A variety of mechanisms are available to help users search and find electronic information. For example, many electronic resources employ search engines to help users locate information. Some search engines even include automated question and answer systems (“QA robots”) that are designed to identify keyword strings that can be interpreted as questions. Instead of returning a list of ranked search results, a QA robot returns predetermined answers to known questions.
Much of the prior work in building QA robots has been conducted in academic environments and research labs. One organization involved in developing QA robots is the NIST (National institute of Standards & Technology). The NIST sponsors TREC (Text Retrieval Conference) to promote the QA robot development effort. The NIST TREC efforts have influenced to a large extent much of the QA robot design endeavors.
A basic approach for designing a QA robot is to create and store a set of static responses that can be retrieved by the QA robot in response to well-defined queries. In other words, a QA robot retrieves answers from a database that stores a set of questions with predetermined answers. For example, a QA robot may be asked (e.g., through a keyword string) to find movies James Dean has appeared in. The QA robot consults its database, and, assuming the QA robot has information stored about James Dean movies, it retrieves the answer (e.g., James Dean has appeared in “East of Eden”, “Fixed Bayonet”, “Giant”, and “Rebel Without a Cause”). The answer is then displayed to the user. Note that when a question is submitted to the QA robot, the QA robot may first check to see how closely the question's keywords relate to the actual questions stored in the QA robot's database. If it finds a close match, the QA robot retrieves the answer. In this way, a user can find electronic answers to questions, not just ranked results.
One of the problems with conventional QA robots is that they are only as smart as the information stored in its database. Unfortunately, the information accessible to QA robots is typically static. Hence, if a question is posed that is not in the QA robot's database, the QA robot cannot respond to it.
Another problem with current QA robots is that they are built on the basis of a body of knowledge that is informational in character (e.g., the type of information found in an encyclopedia or dictionary).
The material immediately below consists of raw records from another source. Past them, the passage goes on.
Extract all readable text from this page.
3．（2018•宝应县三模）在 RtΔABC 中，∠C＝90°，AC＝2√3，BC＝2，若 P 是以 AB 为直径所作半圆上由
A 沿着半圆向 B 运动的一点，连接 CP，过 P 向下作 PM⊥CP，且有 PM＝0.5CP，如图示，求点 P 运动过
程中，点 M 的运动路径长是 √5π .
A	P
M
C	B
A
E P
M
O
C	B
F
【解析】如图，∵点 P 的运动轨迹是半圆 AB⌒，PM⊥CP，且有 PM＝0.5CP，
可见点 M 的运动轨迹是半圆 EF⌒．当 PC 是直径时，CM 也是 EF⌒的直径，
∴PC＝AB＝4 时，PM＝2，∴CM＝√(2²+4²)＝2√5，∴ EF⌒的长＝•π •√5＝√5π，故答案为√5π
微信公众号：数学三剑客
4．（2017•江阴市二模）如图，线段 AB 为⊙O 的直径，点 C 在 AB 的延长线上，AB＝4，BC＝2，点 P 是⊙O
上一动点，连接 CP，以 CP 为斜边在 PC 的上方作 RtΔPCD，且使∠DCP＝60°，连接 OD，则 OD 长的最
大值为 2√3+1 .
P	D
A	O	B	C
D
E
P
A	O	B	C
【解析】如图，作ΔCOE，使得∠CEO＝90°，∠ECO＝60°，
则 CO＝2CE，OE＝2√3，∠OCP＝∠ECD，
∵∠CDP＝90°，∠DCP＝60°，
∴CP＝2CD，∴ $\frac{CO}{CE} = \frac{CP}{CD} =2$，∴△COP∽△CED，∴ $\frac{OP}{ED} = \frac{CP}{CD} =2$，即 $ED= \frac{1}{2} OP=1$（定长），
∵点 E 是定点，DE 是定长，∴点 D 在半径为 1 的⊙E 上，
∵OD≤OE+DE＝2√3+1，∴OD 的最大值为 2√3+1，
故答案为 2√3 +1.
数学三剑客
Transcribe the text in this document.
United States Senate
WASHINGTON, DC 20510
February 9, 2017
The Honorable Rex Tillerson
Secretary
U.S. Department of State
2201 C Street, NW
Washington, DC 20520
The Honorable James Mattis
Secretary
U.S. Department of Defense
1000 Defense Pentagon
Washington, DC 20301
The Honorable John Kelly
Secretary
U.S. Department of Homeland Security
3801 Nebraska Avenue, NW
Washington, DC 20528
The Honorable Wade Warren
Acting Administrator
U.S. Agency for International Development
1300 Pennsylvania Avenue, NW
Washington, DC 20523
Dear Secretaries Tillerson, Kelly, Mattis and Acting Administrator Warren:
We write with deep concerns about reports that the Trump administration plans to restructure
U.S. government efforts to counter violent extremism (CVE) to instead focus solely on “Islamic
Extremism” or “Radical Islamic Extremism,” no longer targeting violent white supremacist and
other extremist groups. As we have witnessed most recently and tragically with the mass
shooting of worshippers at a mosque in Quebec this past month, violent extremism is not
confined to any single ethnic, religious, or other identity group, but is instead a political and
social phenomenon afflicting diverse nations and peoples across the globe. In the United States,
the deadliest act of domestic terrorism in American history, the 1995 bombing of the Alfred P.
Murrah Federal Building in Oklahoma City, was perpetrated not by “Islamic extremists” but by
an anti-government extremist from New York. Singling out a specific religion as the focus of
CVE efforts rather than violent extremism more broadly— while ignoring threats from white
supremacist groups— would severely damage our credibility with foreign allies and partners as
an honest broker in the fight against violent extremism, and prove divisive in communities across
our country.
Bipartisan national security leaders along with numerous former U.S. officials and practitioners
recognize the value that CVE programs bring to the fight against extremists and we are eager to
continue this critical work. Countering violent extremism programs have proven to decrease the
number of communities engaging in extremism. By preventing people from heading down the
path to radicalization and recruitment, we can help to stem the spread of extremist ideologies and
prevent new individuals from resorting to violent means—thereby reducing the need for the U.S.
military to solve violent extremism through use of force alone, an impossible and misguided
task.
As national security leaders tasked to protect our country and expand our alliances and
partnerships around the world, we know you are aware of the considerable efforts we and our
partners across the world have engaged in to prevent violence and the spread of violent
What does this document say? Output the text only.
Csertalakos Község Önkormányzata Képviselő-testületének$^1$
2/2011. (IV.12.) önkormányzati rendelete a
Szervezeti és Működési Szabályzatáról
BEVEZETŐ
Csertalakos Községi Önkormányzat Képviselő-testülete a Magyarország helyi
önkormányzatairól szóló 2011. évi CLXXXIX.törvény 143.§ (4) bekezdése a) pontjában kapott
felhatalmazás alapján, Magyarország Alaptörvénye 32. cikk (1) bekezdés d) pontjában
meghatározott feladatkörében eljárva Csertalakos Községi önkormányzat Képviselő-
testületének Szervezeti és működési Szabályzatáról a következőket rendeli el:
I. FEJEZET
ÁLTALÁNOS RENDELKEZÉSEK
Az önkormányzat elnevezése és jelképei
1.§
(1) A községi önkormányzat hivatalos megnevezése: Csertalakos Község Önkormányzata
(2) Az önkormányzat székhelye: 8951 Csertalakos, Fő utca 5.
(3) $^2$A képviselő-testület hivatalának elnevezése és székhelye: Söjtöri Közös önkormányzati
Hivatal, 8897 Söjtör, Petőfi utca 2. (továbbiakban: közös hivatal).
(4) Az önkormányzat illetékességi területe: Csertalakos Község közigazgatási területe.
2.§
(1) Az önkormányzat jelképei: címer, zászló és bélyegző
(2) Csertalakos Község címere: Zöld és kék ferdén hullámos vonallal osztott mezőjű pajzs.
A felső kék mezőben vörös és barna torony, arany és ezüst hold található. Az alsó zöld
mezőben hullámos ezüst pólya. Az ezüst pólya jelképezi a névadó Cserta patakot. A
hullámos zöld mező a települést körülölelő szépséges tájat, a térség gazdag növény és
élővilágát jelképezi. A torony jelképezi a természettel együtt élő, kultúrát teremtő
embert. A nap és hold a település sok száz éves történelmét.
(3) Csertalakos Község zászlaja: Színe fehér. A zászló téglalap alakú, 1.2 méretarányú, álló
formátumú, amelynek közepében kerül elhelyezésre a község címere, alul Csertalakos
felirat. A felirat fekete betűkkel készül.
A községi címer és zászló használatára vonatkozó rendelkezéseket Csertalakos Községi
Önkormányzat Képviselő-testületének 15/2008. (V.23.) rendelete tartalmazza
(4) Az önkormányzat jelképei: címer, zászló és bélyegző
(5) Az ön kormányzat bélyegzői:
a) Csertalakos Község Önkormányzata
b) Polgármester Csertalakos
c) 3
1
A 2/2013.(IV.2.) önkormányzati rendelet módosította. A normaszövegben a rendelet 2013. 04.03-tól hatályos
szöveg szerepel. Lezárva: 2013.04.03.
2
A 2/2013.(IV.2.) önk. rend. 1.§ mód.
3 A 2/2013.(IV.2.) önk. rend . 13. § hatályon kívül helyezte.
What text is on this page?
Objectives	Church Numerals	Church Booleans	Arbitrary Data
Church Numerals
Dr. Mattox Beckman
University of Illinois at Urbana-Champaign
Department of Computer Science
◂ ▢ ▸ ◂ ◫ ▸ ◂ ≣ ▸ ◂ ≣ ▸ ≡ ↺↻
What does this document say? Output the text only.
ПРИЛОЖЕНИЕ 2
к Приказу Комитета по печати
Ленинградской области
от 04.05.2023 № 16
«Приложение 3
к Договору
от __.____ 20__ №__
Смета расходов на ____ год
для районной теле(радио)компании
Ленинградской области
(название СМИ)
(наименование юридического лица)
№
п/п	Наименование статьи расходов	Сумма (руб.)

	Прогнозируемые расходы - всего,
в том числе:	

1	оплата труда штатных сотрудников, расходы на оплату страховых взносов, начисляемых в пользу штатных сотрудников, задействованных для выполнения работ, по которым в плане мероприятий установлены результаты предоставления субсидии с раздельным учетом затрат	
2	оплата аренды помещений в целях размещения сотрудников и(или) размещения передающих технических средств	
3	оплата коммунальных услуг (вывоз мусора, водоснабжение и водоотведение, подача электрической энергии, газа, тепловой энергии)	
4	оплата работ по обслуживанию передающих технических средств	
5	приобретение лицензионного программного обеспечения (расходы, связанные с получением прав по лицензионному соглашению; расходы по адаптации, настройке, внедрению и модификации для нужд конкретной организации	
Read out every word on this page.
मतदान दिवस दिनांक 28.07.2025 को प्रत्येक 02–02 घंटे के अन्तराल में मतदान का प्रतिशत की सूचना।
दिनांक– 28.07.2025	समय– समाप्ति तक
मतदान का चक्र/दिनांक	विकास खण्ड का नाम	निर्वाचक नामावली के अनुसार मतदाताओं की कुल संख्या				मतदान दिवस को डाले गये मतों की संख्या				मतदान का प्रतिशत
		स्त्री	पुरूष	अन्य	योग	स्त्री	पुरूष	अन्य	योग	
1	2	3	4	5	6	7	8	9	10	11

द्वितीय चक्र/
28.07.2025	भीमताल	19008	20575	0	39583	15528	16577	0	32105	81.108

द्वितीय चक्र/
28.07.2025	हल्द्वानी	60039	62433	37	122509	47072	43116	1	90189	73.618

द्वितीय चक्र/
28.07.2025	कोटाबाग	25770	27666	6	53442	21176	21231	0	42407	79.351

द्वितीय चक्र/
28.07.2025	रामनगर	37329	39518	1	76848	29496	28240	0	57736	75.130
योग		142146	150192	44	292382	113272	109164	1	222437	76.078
QA robots cannot answer more subjective questions like “what is the best cheese cake restaurant in New York City?”, “what is the best movie to see?”, and other questions that are subjective in nature.
In addition, QA robots cannot answer questions that are of a localized nature (e.g., the type of information that cannot be found in a book). For example, suppose a person is flying to Boise, Id. and wants to take a shower and freshen up upon his arrival. However, this person does not want to stay check-in and stay overnight in a hotel. This information may be difficult to find by performing standard web searches, but it is the type of question that a resident of Boise may be able to answer. Yet, QA robots do not have this type of localized information, nor do they have the capability to find this type of information out.
Another problem with, QA robots is that to train a QA robot to answer questions effectively takes time and large amounts of training data (e.g., to find out what answers are effective, what answers are more useful, which answers are correct, etc.). Moreover, current training approaches are non-adaptive, meaning once a question has an answer in a QA robot database it is difficult to change (e.g., an answer is presumed correct until it is manually changed).
Finally, perhaps the biggest problem with conventional QA robots is that they are often wrong, and users do not like wrong answers. In fact, users often find it much easier to perform a search query in a search engine to find information rather than using the QA robots. Especially since the way users search for answers in a QA robot is not much different than the way they search with keywords (e.g., questions submitted to QA robots are often not natural language queries). Thus, current QA technology cannot match users' demands.
The approaches described in the section are approaches that could be pursued, but not necessarily approaches that have been previously conceived or pursued. Therefore, unless otherwise indicated, it should not be assumed that any of the approaches described in this section qualify as prior art merely by virtue of their inclusion in this section.